Oleh : DAA. Pertiwi
(POPT Ahli Muda Dinas Pertanian DIY)
Dewasa ini peningkatan pertumbuhan industri dan berkurangnya luas hutan menyebabkan melimpahnya Gas Rumah Kaca (GRK) di atmosfer yang berakibat terjadinya pemanasan global. Pemanasan global ini berdampak pada perubahan iklim di seluruh belahan bumi yang ditandai dengan peningkatan suhu udara, kenaikan muka air laut, pergeseran musim, dan juga perubahan pola iklim ekstrem seperti El Nino dan La Nina.
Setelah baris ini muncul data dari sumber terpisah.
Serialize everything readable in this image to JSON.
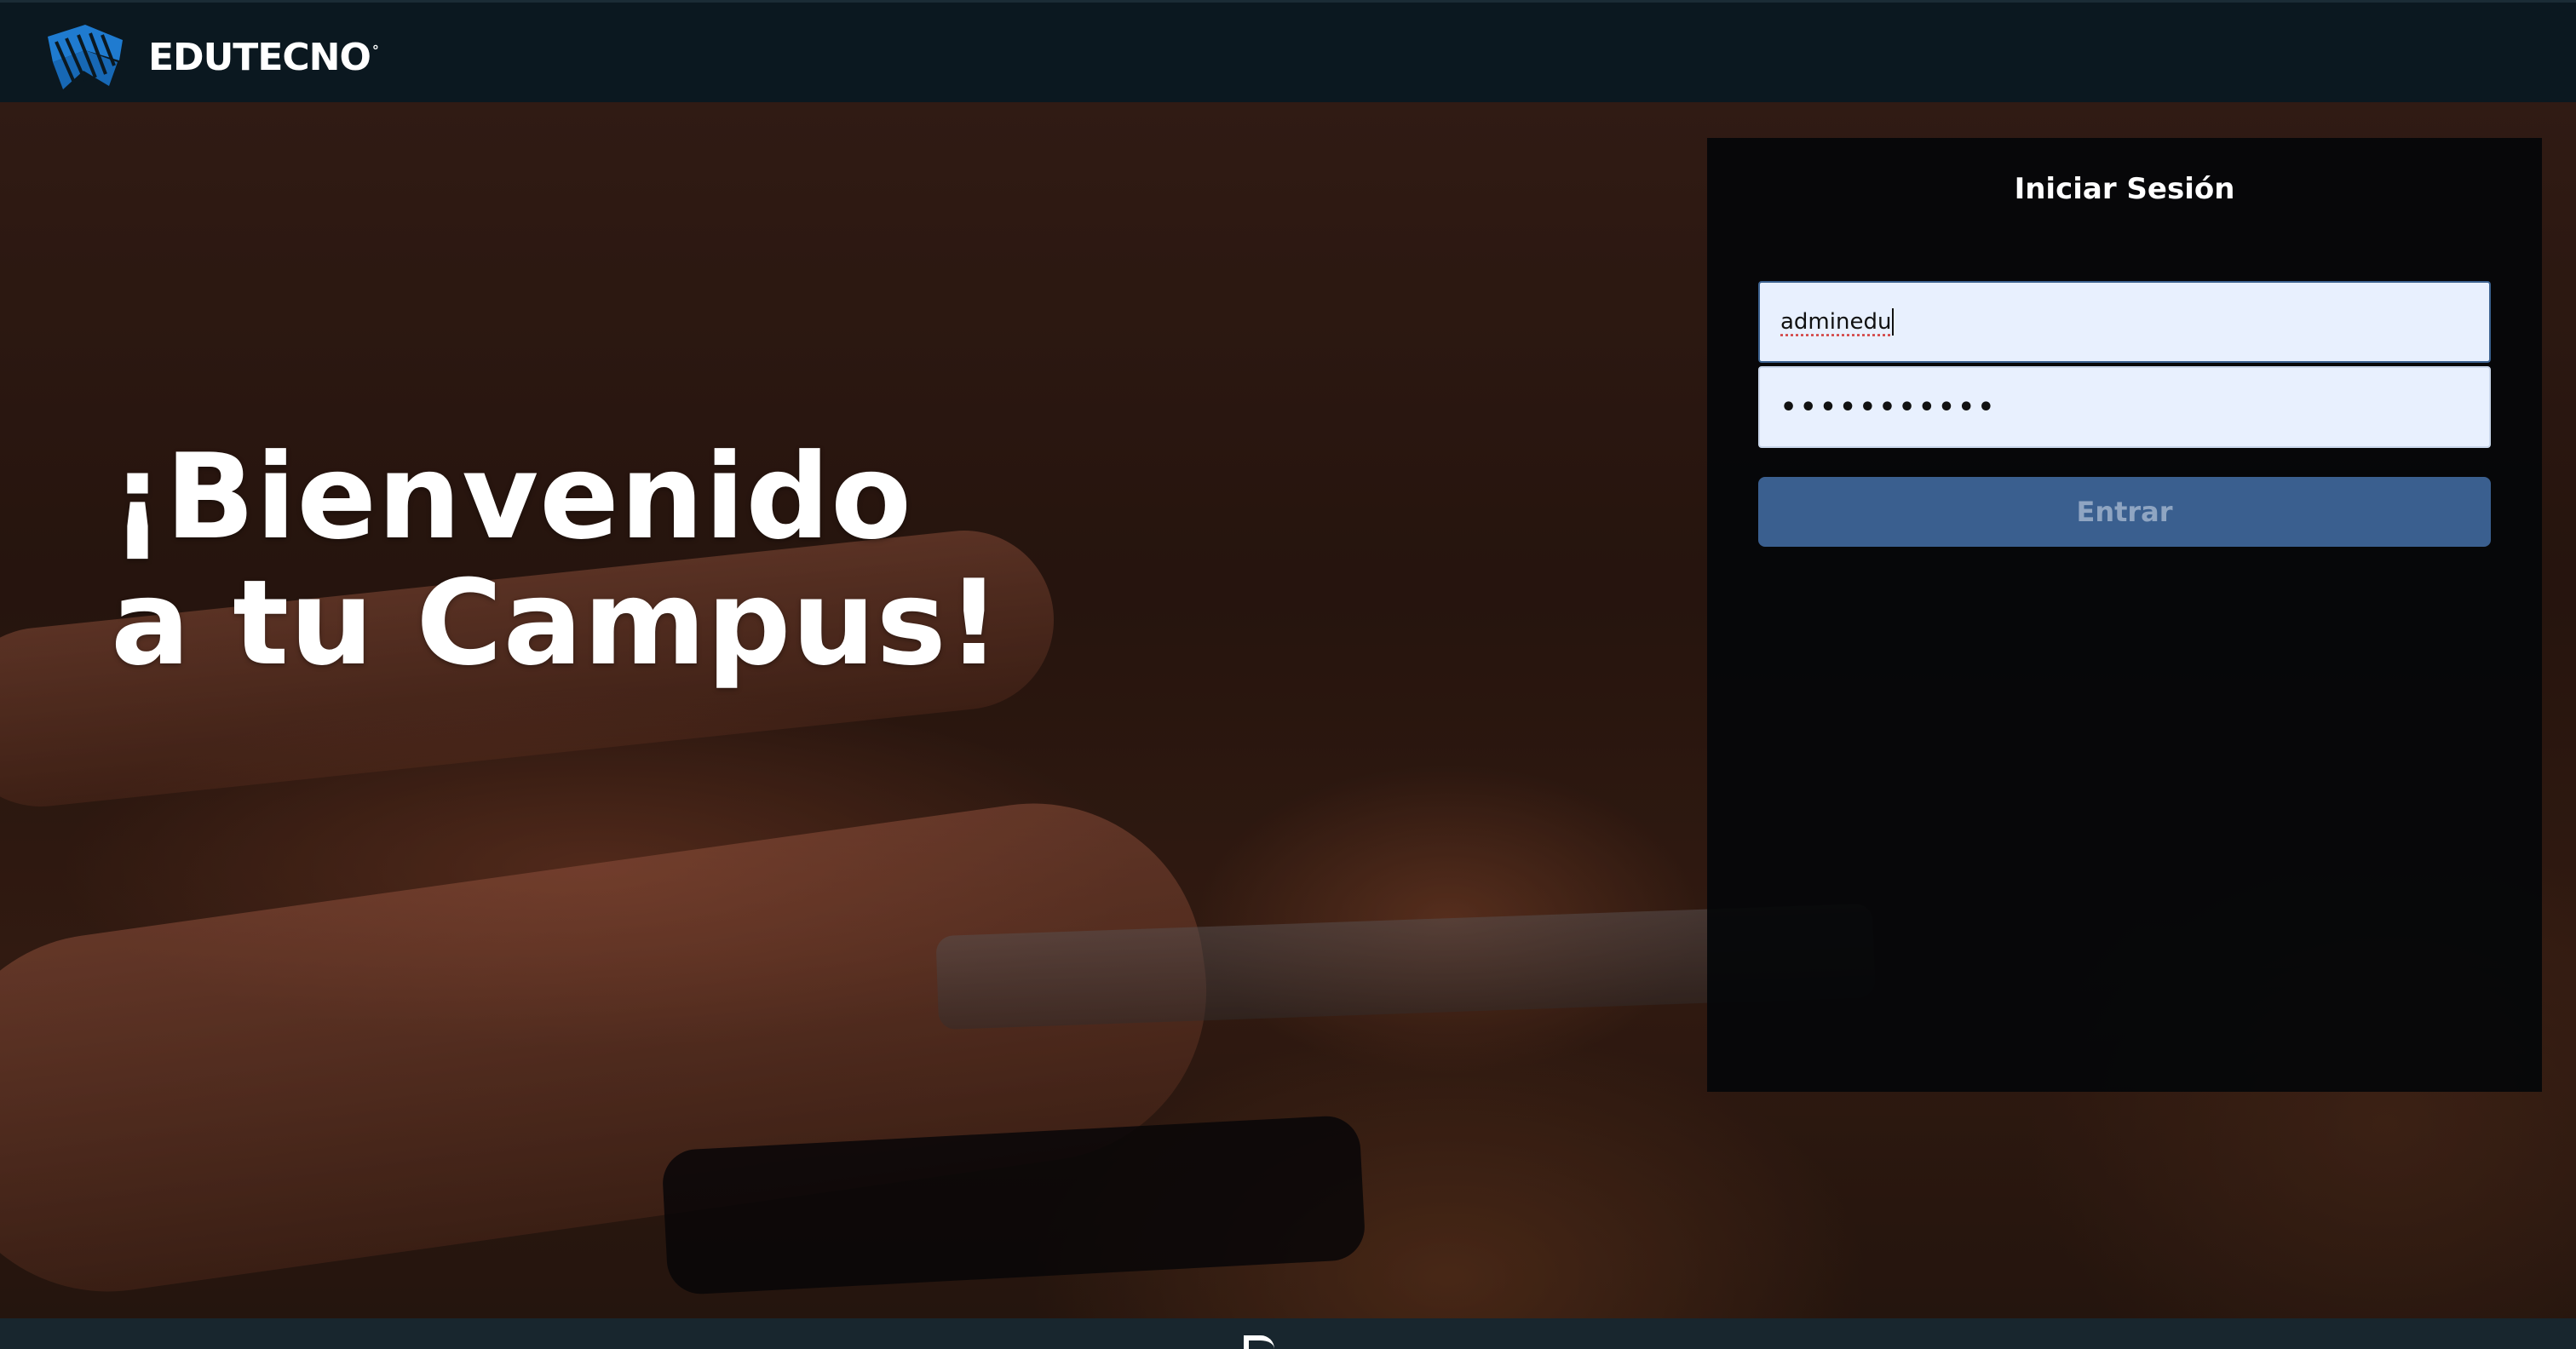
{
  "header": {
    "brand_name": "EDUTECNO",
    "brand_mark_symbol": "°",
    "logo_icon": "edutecno-logo-icon"
  },
  "hero": {
    "headline_line1": "¡Bienvenido",
    "headline_line2": "a tu Campus!"
  },
  "login": {
    "title": "Iniciar Sesión",
    "username_value": "adminedu",
    "password_masked": "•••••••••••",
    "submit_label": "Entrar"
  },
  "colors": {
    "topbar_bg": "#0b1820",
    "panel_bg": "#040609",
    "input_bg": "#e8f0fe",
    "button_bg": "#3a5f8f",
    "button_text": "#8fa5c2",
    "logo_blue": "#1f7bd0"
  }
}
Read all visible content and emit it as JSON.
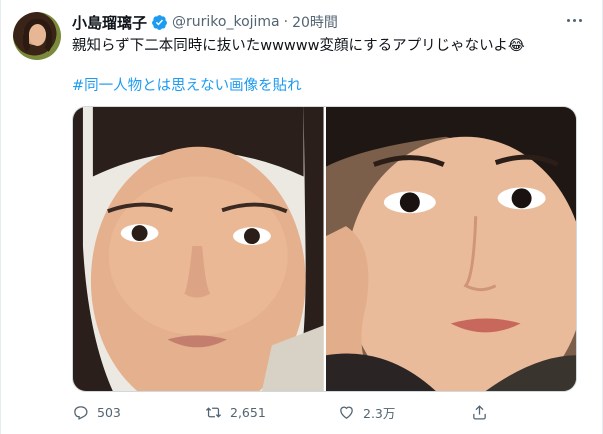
{
  "tweet": {
    "display_name": "小島瑠璃子",
    "handle": "@ruriko_kojima",
    "separator": "·",
    "time": "20時間",
    "text": "親知らず下二本同時に抜いたwwwww変顔にするアプリじゃないよ😂",
    "hashtag": "#同一人物とは思えない画像を貼れ",
    "accent_color": "#1d9bf0",
    "verified_icon": "verified-badge-icon",
    "more_icon": "more-icon"
  },
  "media": {
    "photos": [
      {
        "name": "photo-left",
        "kind": "face-without-makeup"
      },
      {
        "name": "photo-right",
        "kind": "face-with-makeup"
      }
    ]
  },
  "actions": {
    "reply": {
      "icon": "reply-icon",
      "count": "503"
    },
    "retweet": {
      "icon": "retweet-icon",
      "count": "2,651"
    },
    "like": {
      "icon": "heart-icon",
      "count": "2.3万"
    },
    "share": {
      "icon": "share-icon"
    }
  }
}
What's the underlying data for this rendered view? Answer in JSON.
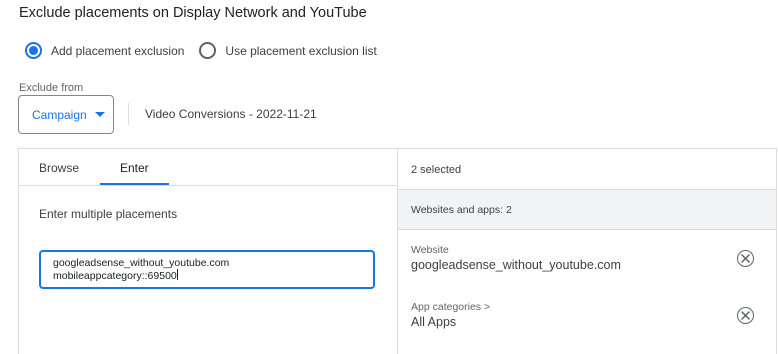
{
  "title": "Exclude placements on Display Network and YouTube",
  "options": {
    "add_exclusion": "Add placement exclusion",
    "use_list": "Use placement exclusion list"
  },
  "exclude_from": {
    "label": "Exclude from",
    "value": "Campaign",
    "campaign_name": "Video Conversions - 2022-11-21"
  },
  "tabs": {
    "browse": "Browse",
    "enter": "Enter"
  },
  "enter": {
    "heading": "Enter multiple placements",
    "line1": "googleadsense_without_youtube.com",
    "line2": "mobileappcategory::69500"
  },
  "selection": {
    "count_text": "2 selected",
    "group_header": "Websites and apps: 2",
    "items": [
      {
        "type_label": "Website",
        "value": "googleadsense_without_youtube.com"
      },
      {
        "type_label": "App categories >",
        "value": "All Apps"
      }
    ]
  },
  "colors": {
    "accent": "#1a73e8",
    "border": "#dadce0",
    "header_bg": "#f1f3f4"
  }
}
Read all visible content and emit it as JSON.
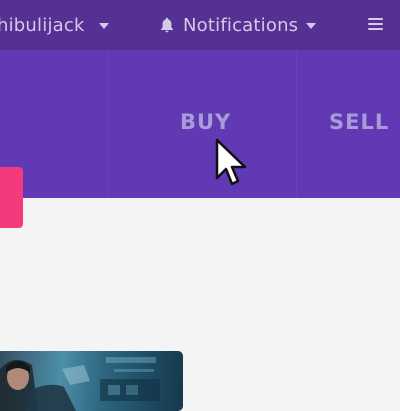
{
  "header": {
    "username": "hibulijack",
    "notifications_label": "Notifications"
  },
  "hero": {
    "nav": [
      {
        "label": "BUY"
      },
      {
        "label": "SELL"
      }
    ]
  },
  "colors": {
    "header_bg": "#553193",
    "hero_bg": "#6139b4",
    "nav_text": "#a99bd8",
    "accent_pink": "#f33a7d",
    "page_bg": "#f4f4f5"
  },
  "icons": {
    "notifications": "bell-icon",
    "menu": "hamburger-icon",
    "dropdown": "chevron-down-icon",
    "pointer": "mouse-cursor-icon"
  }
}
Pertanian merupakan salah satu sektor yang sangat rentan dengan terjadinya perubahan iklim. Perubahan iklim ini mengancam ketahanan pangan di seluruh negara di dunia. Bagaimana tidak? Secara teknis, kerentanan tanaman sangat berhubungan dengan penggunaan lahan, pola tanam, teknologi pengelolaan tanah, air dan varietas. Oleh sebab itu akan berimbas pada luas areal tanam, luas panen, produktivitas dan kualitas hasil.
Meningkatnya suhu udara mempengaruhi peningkatan laju pernafasan (respirasi) dan penguapan (transpirasi) sehingga meningkatkan konsumsi air. Selain itu juga meningkatkan perkembangan Organisme Pengganggu Tumbuhan (OPT) tertentu yang pada akhirnya akan menurunkan produktivitas tanaman. Peningkatan suhu udara ini juga mempercepat pematangan buah dan biji yang berakibat penurunan mutu hasil tanaman.
Untuk menyikapi kondisi tersebut diperlukan pengembangan upaya antisipasi dampak perubahan iklim terhadap ketahanan tanaman. Beberapa hal yang berkaitan dengan antisipasi yang paling penting dilakukan adalah pengembangan infrastruktur terutama jaringan irigasi, evaluasi tata ruang pengaturan lahan, pengembangan sistim informasi dan peringatan dini untuk banjir / kekeringan, metode pengelolaan lahan serta peningkatan kemampuan sumber daya manusia dalam pemahaman perubahan iklim dan penerapan teknologi adaptasi / mitigasi perubahan iklim.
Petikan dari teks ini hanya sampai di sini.